In a joint U.$. and UK spying operation, agencies hacked into links to Yahoo and Google data centers, allowing them to freely collect information from user accounts on those systems. This data collection project, called MUSCULAR, is a joint operation between the U.$. National Security Agency (NSA) and the British Government Communications Headquarters (GCHQ). Documents released by former National Security Agency (NSA) contractor, Edward Snowden and “interviews with knowledgeable officials” are the sources for this news that was broken by The Washington Post on October 30, 2013. Google was “outraged” at this revelation, and many Amerikans were shocked to learn of the violation of their privacy by their own government.

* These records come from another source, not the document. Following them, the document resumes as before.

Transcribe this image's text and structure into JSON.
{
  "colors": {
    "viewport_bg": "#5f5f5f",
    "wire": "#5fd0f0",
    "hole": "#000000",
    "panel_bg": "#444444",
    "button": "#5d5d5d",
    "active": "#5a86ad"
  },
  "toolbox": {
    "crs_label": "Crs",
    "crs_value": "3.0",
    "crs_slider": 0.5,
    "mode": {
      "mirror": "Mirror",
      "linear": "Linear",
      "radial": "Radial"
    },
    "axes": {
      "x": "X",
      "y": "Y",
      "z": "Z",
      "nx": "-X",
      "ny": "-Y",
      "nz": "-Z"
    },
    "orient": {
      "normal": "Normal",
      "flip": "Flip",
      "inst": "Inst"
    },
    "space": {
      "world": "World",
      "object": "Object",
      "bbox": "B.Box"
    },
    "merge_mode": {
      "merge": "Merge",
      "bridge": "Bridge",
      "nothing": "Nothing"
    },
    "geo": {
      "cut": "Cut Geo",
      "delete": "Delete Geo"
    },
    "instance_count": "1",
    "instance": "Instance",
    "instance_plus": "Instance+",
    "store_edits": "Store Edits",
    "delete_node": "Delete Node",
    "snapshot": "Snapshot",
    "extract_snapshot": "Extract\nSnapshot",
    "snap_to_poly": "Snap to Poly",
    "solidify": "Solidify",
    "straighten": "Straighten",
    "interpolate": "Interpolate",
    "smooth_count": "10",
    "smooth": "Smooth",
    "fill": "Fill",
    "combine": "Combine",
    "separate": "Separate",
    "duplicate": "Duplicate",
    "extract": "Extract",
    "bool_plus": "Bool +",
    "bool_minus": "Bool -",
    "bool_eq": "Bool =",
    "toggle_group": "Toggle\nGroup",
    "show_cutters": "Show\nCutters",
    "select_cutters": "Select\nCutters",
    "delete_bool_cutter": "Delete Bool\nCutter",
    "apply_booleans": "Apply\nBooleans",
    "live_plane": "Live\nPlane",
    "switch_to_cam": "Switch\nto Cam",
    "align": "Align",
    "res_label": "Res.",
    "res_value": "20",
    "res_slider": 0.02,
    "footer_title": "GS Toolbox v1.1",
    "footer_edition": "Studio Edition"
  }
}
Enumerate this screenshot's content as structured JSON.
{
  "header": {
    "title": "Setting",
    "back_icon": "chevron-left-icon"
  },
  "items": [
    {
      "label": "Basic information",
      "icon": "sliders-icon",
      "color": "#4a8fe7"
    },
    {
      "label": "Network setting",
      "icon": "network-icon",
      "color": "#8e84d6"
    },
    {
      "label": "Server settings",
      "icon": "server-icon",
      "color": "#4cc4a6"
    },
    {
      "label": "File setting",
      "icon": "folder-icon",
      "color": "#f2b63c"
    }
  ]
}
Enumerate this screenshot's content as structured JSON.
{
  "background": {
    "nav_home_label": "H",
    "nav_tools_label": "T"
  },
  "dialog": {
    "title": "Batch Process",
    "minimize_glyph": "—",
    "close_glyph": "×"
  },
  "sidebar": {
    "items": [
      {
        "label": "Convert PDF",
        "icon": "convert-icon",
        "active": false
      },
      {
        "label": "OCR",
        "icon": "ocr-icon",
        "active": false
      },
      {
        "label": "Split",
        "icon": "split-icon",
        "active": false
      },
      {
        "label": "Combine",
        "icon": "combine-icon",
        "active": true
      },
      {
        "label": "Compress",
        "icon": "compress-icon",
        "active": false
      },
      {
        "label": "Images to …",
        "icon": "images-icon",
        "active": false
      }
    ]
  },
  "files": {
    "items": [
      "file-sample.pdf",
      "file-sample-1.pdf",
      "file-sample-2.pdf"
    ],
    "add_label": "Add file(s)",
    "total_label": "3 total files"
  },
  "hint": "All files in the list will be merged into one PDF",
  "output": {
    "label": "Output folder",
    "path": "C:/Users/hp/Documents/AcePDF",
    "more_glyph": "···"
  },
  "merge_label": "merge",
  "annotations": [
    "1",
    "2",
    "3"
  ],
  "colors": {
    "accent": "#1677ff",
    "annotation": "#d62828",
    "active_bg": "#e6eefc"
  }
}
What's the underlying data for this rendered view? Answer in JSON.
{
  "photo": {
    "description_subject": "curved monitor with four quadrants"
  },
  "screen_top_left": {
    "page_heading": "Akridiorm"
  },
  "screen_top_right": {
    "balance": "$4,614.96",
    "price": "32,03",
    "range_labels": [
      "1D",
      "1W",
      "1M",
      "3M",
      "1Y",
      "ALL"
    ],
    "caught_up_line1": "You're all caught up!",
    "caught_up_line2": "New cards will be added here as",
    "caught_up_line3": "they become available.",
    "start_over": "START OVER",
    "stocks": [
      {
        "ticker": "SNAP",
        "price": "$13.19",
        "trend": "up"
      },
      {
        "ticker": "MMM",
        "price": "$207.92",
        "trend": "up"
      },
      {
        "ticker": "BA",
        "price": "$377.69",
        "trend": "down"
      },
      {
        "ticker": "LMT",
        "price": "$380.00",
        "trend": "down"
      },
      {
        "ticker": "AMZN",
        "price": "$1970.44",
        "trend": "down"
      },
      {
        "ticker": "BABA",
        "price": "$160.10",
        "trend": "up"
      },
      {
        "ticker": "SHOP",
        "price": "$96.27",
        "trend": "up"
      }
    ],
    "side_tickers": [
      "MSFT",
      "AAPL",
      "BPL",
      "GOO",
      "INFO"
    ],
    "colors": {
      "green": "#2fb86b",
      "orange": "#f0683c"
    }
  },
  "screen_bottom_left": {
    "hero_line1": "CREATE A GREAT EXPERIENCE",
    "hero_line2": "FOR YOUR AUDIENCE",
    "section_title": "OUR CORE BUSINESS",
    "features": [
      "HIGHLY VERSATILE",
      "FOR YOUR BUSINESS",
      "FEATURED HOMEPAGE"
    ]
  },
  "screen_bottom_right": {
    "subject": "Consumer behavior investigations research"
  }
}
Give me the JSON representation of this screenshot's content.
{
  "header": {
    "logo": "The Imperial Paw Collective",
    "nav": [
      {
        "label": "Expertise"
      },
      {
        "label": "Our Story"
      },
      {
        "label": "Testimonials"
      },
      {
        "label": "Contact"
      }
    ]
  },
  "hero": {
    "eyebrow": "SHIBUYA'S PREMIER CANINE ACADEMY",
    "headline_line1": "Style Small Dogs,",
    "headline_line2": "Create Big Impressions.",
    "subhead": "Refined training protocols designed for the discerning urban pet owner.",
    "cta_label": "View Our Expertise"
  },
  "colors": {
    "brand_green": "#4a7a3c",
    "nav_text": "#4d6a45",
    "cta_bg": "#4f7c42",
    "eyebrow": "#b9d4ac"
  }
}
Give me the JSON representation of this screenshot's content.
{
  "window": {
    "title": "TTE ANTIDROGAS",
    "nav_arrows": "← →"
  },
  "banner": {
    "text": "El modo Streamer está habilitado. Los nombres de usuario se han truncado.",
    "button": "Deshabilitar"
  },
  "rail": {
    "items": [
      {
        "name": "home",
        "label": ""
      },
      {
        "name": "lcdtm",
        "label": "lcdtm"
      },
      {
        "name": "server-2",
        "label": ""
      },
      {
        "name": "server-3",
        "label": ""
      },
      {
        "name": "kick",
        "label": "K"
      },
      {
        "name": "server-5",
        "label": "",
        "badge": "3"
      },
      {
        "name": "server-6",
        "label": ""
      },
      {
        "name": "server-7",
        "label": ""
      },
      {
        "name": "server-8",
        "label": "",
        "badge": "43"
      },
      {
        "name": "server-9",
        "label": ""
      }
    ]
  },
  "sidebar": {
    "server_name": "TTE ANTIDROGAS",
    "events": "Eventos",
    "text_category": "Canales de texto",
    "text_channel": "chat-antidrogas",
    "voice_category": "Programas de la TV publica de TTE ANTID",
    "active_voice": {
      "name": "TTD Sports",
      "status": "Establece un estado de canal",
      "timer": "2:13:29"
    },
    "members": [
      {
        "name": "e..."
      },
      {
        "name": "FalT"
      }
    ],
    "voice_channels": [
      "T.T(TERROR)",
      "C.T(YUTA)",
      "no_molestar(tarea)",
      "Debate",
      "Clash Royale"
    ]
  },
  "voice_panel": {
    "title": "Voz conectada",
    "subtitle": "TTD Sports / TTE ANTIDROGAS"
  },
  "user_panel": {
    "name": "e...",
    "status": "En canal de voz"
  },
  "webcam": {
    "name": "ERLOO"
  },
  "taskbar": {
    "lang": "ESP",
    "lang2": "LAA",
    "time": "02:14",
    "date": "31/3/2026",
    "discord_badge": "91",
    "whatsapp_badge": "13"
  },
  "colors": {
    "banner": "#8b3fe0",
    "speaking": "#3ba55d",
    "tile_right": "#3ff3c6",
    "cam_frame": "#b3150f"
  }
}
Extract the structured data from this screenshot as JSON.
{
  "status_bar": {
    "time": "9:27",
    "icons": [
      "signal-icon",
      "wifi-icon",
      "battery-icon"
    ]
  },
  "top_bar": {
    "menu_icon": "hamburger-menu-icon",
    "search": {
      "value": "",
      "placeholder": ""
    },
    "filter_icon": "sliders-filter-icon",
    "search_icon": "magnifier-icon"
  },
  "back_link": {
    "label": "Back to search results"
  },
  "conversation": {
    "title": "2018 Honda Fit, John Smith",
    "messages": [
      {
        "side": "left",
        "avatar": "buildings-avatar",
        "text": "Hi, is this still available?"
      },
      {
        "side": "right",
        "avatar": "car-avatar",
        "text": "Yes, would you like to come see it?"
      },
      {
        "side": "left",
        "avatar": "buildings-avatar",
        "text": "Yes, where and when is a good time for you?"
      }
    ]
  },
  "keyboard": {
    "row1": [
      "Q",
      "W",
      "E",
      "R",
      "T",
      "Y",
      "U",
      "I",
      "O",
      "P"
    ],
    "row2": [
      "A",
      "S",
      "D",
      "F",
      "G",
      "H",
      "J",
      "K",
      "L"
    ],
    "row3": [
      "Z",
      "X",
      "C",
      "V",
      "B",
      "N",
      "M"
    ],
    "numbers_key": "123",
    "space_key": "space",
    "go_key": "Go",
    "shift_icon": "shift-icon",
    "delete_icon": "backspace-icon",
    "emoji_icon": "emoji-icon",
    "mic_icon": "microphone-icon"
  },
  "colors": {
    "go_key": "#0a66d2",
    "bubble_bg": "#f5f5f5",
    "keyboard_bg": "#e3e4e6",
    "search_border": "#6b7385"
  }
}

Of course, for those of us serious about security in our political organizing work, this is not breaking news. It is just further confirmation of what we’ve been saying for a long time: email is not secure, especially email on the major service providers like Google and Yahoo. Back in August MIM(Prisons) had our email account shut down when the U.$. government demanded that our email server, lavabit.com, turn over information on the accounts it provided. Lavabit decided it would rather stop providing services at all than comply with the government’s demand. We can only assume that any email service still in operation is supplying information to the U.$. government.

What is interesting about this story is not that the NSA is caught red handed snooping on people’s email, but that they would even need to do this in the first place, when major companies are freely providing backdoor access to the U.$. government. A court-approved process provides the NSA with access to Yahoo and Google user accounts, through a program known as PRISM. Through PRISM, the NSA can demand online communications records that match specific search terms. Apparently this restriction to court approved search terms was too limiting for the NSA, who has been siphoning off vast portions of the data held in Google and Yahoo data centers, for analysis and more targeted snooping.

MUSCULAR gets around the already lax U.$. government policies on spying on Americans by exploiting links between data centers holding information outside of the U.$. where intelligence gathering falls under presidential authority and has little oversight or restriction.

As we pointed out in the article Self-Defense and Secure Communications: “Currently, we do not have the ability to defend the movement militarily, but we do have the ability to defend it with a well-informed electronic self-defense strategy. And just as computer technology, and the internet in particular, was a victory for free speech, it has played a role in leveling the battlefield to the point that the imperialists recognize computer warfare as a material vulnerability to their hegemony.” In that article we provided some basic suggestions for communications self-defense, most of which are only possible for people outside of prisons.

As more information comes out on the vast resources invested in electronic surveillance it is clearer that improving our technology is a form of offensive work as well, even if we aren’t launching attacks. The imperialists are spending a lot of resources trying to defeat the tools we mention in our last article. In using these tools in our day-to-day work we tie up those resources that could be used to fight other battles against the oppressed elsewhere. This should be stressed to those who think security is taking time away from “real work.”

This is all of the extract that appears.